Are you still surprised when an Instagram ad appears on your phone and offers you exactly what you were thinking of buying? What would you think if drones came at your house and brought you everything you want without having to ask for it? QualityLand has a system that knows us better than ourselves, where each person is assigned a level based on their personal and professional “success”, so that their work, their leisure options and even their personal relationships depend exclusively on the algorithms.

When your smart assistant is the one who helps you deciding everything, including which political party you should vote for, is it just a suggestion or is it a new system based on impositions? What happens if you don’t agree with your employment situation, the relationship that QualityPartner has assigned to you, or you don’t want the last products that TheShop has sent you? Peter Jobless, who has such a low level that he is considered “Useless”, is the main character of a futuristic novel full of satire that helps us laughing at ourselves while criticizing many aspects about the system we live in.

The future that Marc-Uwe Kling describes in his novel “QualityLand” is surprisingly easy to imagine and throughout its reading we will doubt several times about the type of book we have in our hands due to the large dose of realism that we can find in this science fiction novel. QualityLand could be compared to “1984” (George Orwell) or “Brave New World” (Aldous Huxley) and is very critical about many aspects (political, economic, social…) which we recommend for both young people and adults.

Thus, in QualityLand robots take up many jobs that were previously carried out by people, which means that there are people who live very well and people who are totally against the new work organization and would destroy any robot. In this context, we will not only see how relationships between humans and robots are like in QualityLand, but we will also know John Of Us, an android which is a candidate for the presidency of the next elections and which is ready to improve the world while raising issues so discussed nowadays such as the proposal of a basic income for citizens.

The “personality” of John Of Us as opposed to his rival (the leader of the opposition, a human with a very high level) and the “imperfections” and the sympathy of different robots that join Peter Jobless in his crusade against the system will get the reader to sympathize with both QualityLand machines and people described as “Useless“, who are prevented by the system itself from ascending and reaching higher levels, thus perpetuating the wheel using algorithms, since the system evaluates and scores people based on themselves and only shows them certain news or advertising, specific job offers or a couple of the same level, while allowing them to ignore the rest of the things that happen in QualityLand and creating a bubble around them.
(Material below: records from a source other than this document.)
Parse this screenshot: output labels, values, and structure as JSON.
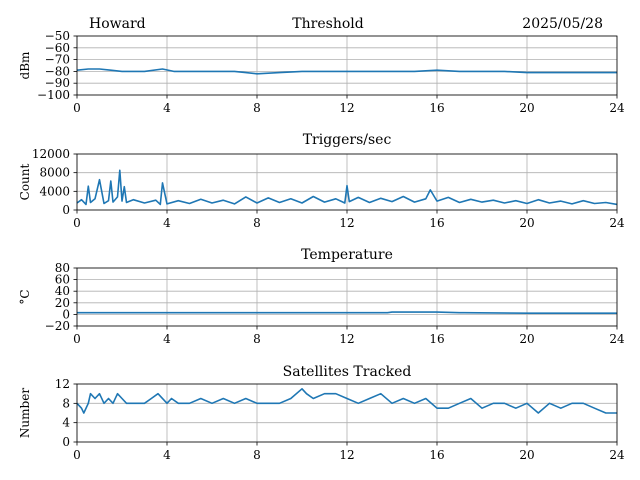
{
  "header": {
    "left": "Howard",
    "right": "2025/05/28"
  },
  "colors": {
    "line": "#1f77b4",
    "grid": "#b0b0b0",
    "axis": "#000000"
  },
  "chart_data": [
    {
      "type": "line",
      "title": "Threshold",
      "xlabel": "",
      "ylabel": "dBm",
      "xlim": [
        0,
        24
      ],
      "ylim": [
        -100,
        -50
      ],
      "grid": true,
      "x_ticks": [
        "0",
        "4",
        "8",
        "12",
        "16",
        "20",
        "24"
      ],
      "y_ticks": [
        "−50",
        "−60",
        "−70",
        "−80",
        "−90",
        "−100"
      ],
      "series": [
        {
          "x": [
            0,
            0.5,
            1,
            1.5,
            2,
            3,
            3.8,
            4.3,
            5,
            6,
            7,
            7.5,
            8,
            9,
            10,
            11,
            12,
            13,
            14,
            15,
            16,
            17,
            18,
            19,
            20,
            21,
            22,
            23,
            24
          ],
          "values": [
            -79,
            -78,
            -78,
            -79,
            -80,
            -80,
            -78,
            -80,
            -80,
            -80,
            -80,
            -81,
            -82,
            -81,
            -80,
            -80,
            -80,
            -80,
            -80,
            -80,
            -79,
            -80,
            -80,
            -80,
            -81,
            -81,
            -81,
            -81,
            -81
          ]
        }
      ]
    },
    {
      "type": "line",
      "title": "Triggers/sec",
      "xlabel": "",
      "ylabel": "Count",
      "xlim": [
        0,
        24
      ],
      "ylim": [
        0,
        12000
      ],
      "grid": true,
      "x_ticks": [
        "0",
        "4",
        "8",
        "12",
        "16",
        "20",
        "24"
      ],
      "y_ticks": [
        "12000",
        "8000",
        "4000",
        "0"
      ],
      "series": [
        {
          "x": [
            0,
            0.2,
            0.4,
            0.5,
            0.6,
            0.8,
            1.0,
            1.2,
            1.4,
            1.5,
            1.6,
            1.8,
            1.9,
            2.0,
            2.1,
            2.2,
            2.5,
            3.0,
            3.5,
            3.7,
            3.8,
            4.0,
            4.5,
            5.0,
            5.5,
            6.0,
            6.5,
            7.0,
            7.5,
            8.0,
            8.5,
            9.0,
            9.5,
            10.0,
            10.5,
            11.0,
            11.5,
            11.9,
            12.0,
            12.1,
            12.5,
            13.0,
            13.5,
            14.0,
            14.5,
            15.0,
            15.5,
            15.7,
            16.0,
            16.5,
            17.0,
            17.5,
            18.0,
            18.5,
            19.0,
            19.5,
            20.0,
            20.5,
            21.0,
            21.5,
            22.0,
            22.5,
            23.0,
            23.5,
            24.0
          ],
          "values": [
            1500,
            2200,
            1200,
            5100,
            1600,
            2400,
            6500,
            1400,
            2000,
            6200,
            1700,
            2800,
            8500,
            1900,
            5000,
            1600,
            2200,
            1500,
            2100,
            1200,
            5800,
            1300,
            2000,
            1400,
            2300,
            1500,
            2100,
            1300,
            2800,
            1500,
            2600,
            1600,
            2400,
            1500,
            2900,
            1700,
            2400,
            1500,
            5200,
            1800,
            2700,
            1600,
            2500,
            1800,
            2900,
            1700,
            2400,
            4300,
            1900,
            2700,
            1600,
            2300,
            1700,
            2100,
            1500,
            2000,
            1400,
            2200,
            1500,
            1900,
            1300,
            2000,
            1400,
            1600,
            1200
          ]
        }
      ]
    },
    {
      "type": "line",
      "title": "Temperature",
      "xlabel": "",
      "ylabel": "°C",
      "xlim": [
        0,
        24
      ],
      "ylim": [
        -20,
        80
      ],
      "grid": true,
      "x_ticks": [
        "0",
        "4",
        "8",
        "12",
        "16",
        "20",
        "24"
      ],
      "y_ticks": [
        "80",
        "60",
        "40",
        "20",
        "0",
        "−20"
      ],
      "series": [
        {
          "x": [
            0,
            4,
            8,
            12,
            13.8,
            14,
            15,
            16,
            17,
            17.2,
            20,
            24
          ],
          "values": [
            3,
            3,
            3,
            3,
            3,
            4,
            4,
            4,
            3,
            3,
            2,
            2
          ]
        }
      ]
    },
    {
      "type": "line",
      "title": "Satellites Tracked",
      "xlabel": "",
      "ylabel": "Number",
      "xlim": [
        0,
        24
      ],
      "ylim": [
        0,
        12
      ],
      "grid": true,
      "x_ticks": [
        "0",
        "4",
        "8",
        "12",
        "16",
        "20",
        "24"
      ],
      "y_ticks": [
        "12",
        "8",
        "4",
        "0"
      ],
      "series": [
        {
          "x": [
            0,
            0.2,
            0.3,
            0.5,
            0.6,
            0.8,
            1.0,
            1.2,
            1.4,
            1.6,
            1.8,
            2.0,
            2.2,
            2.5,
            3.0,
            3.3,
            3.6,
            4.0,
            4.2,
            4.5,
            5.0,
            5.5,
            6.0,
            6.5,
            7.0,
            7.5,
            8.0,
            8.5,
            9.0,
            9.5,
            10.0,
            10.2,
            10.5,
            11.0,
            11.5,
            12.0,
            12.5,
            13.0,
            13.5,
            14.0,
            14.5,
            15.0,
            15.5,
            16.0,
            16.5,
            17.0,
            17.5,
            18.0,
            18.5,
            19.0,
            19.5,
            20.0,
            20.5,
            21.0,
            21.5,
            22.0,
            22.5,
            23.0,
            23.5,
            24.0
          ],
          "values": [
            8,
            7,
            6,
            8,
            10,
            9,
            10,
            8,
            9,
            8,
            10,
            9,
            8,
            8,
            8,
            9,
            10,
            8,
            9,
            8,
            8,
            9,
            8,
            9,
            8,
            9,
            8,
            8,
            8,
            9,
            11,
            10,
            9,
            10,
            10,
            9,
            8,
            9,
            10,
            8,
            9,
            8,
            9,
            7,
            7,
            8,
            9,
            7,
            8,
            8,
            7,
            8,
            6,
            8,
            7,
            8,
            8,
            7,
            6,
            6
          ]
        }
      ]
    }
  ]
}
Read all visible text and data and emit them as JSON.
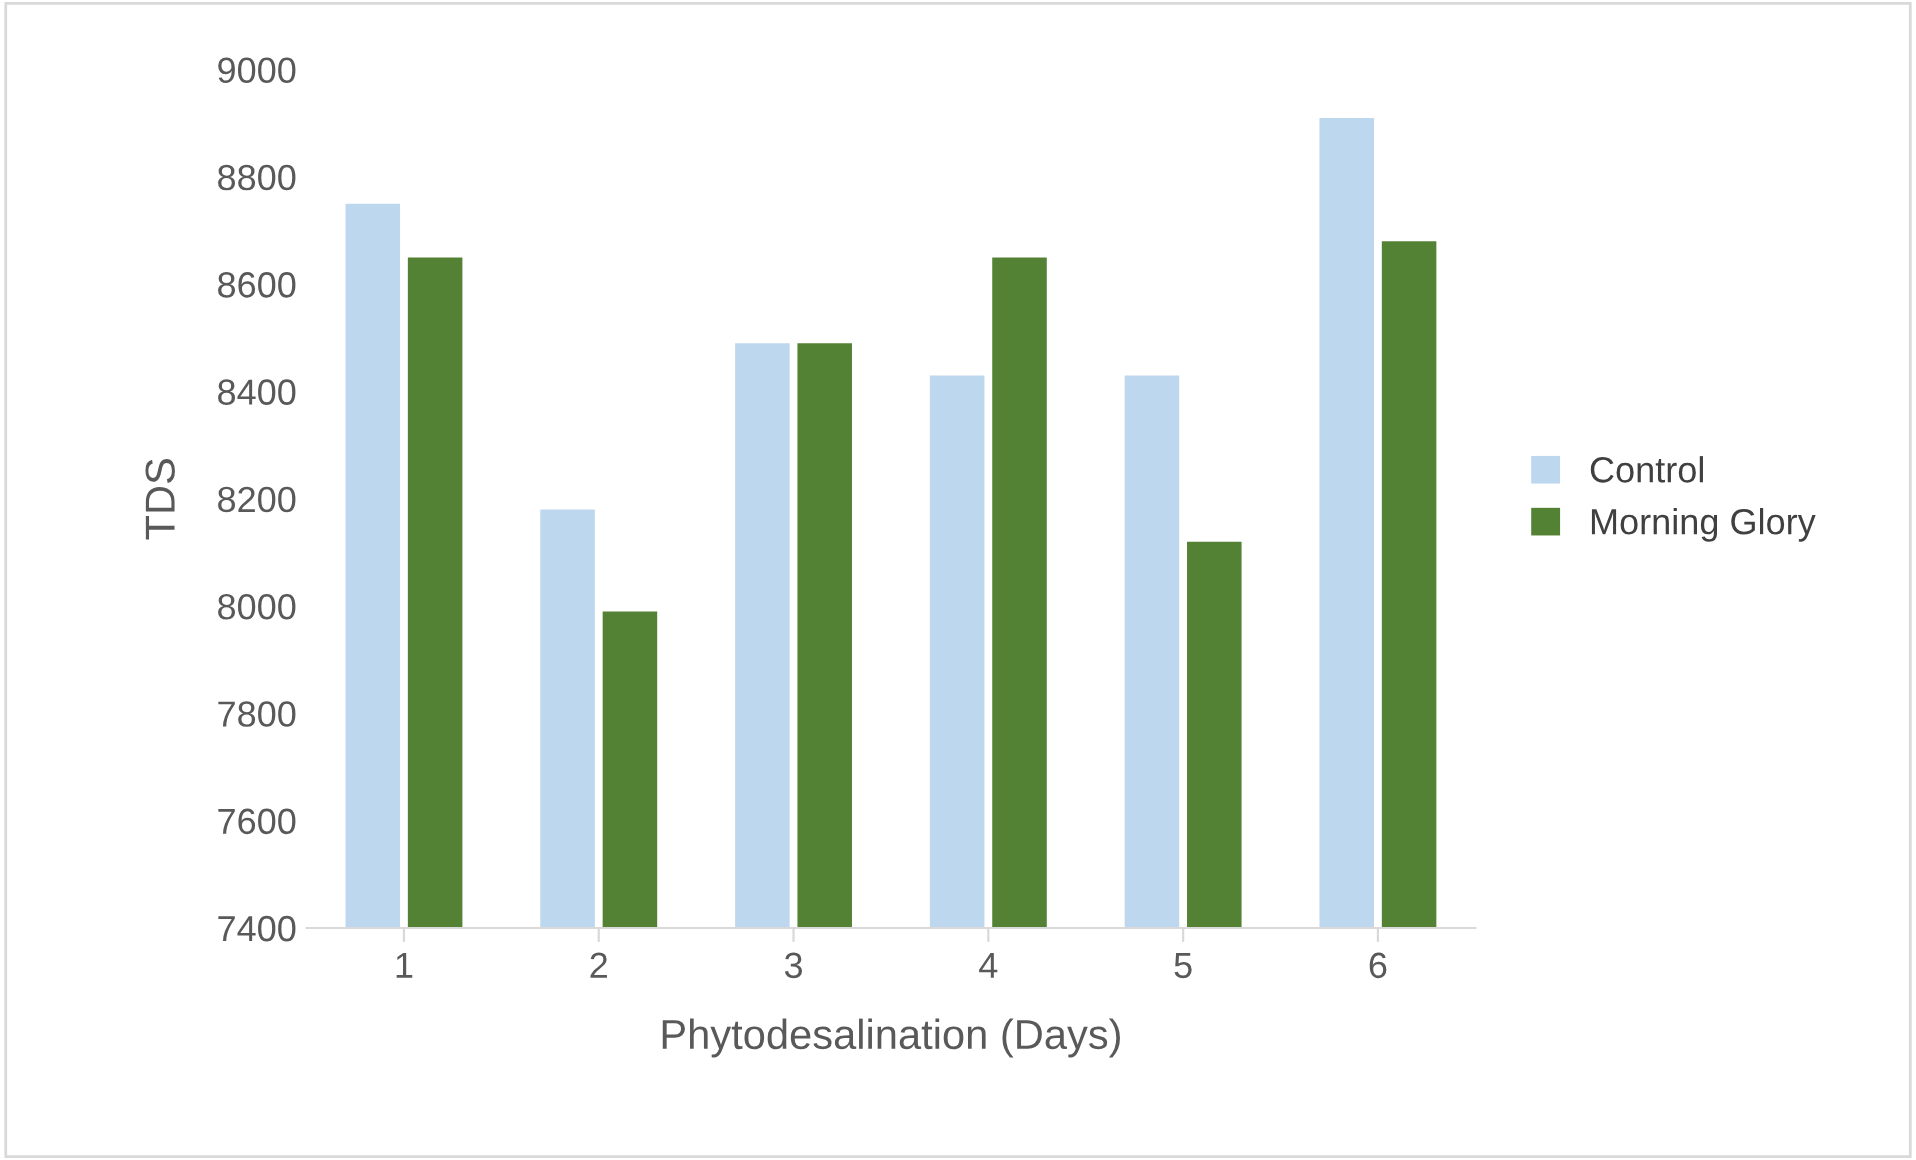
{
  "chart_data": {
    "type": "bar",
    "xlabel": "Phytodesalination (Days)",
    "ylabel": "TDS",
    "categories": [
      "1",
      "2",
      "3",
      "4",
      "5",
      "6"
    ],
    "series": [
      {
        "name": "Control",
        "color": "#bdd7ee",
        "values": [
          8750,
          8180,
          8490,
          8430,
          8430,
          8910
        ]
      },
      {
        "name": "Morning Glory",
        "color": "#548235",
        "values": [
          8650,
          7990,
          8490,
          8650,
          8120,
          8680
        ]
      }
    ],
    "ylim": [
      7400,
      9000
    ],
    "yticks": [
      7400,
      7600,
      7800,
      8000,
      8200,
      8400,
      8600,
      8800,
      9000
    ],
    "grid": false,
    "legend": "right"
  }
}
QualityLand will make the reader consider many things of their day to day while reading the novel and, despite the clear intrinsic criticism in its sarcastic tone, it leaves a lot of freedom for each one to build their own opinion about a hypothetical future that shows how technology, in the hands of certain people, companies or institutions, could achieve full control of a population that could be kept out of their own decisions and could end up acting as if they were simple puppets. Kling doesn’t portray technology as evil –he even shows us a group of robots which are much more “human” than QualityLand’s humans– but warns us of the dangers of losing control over it.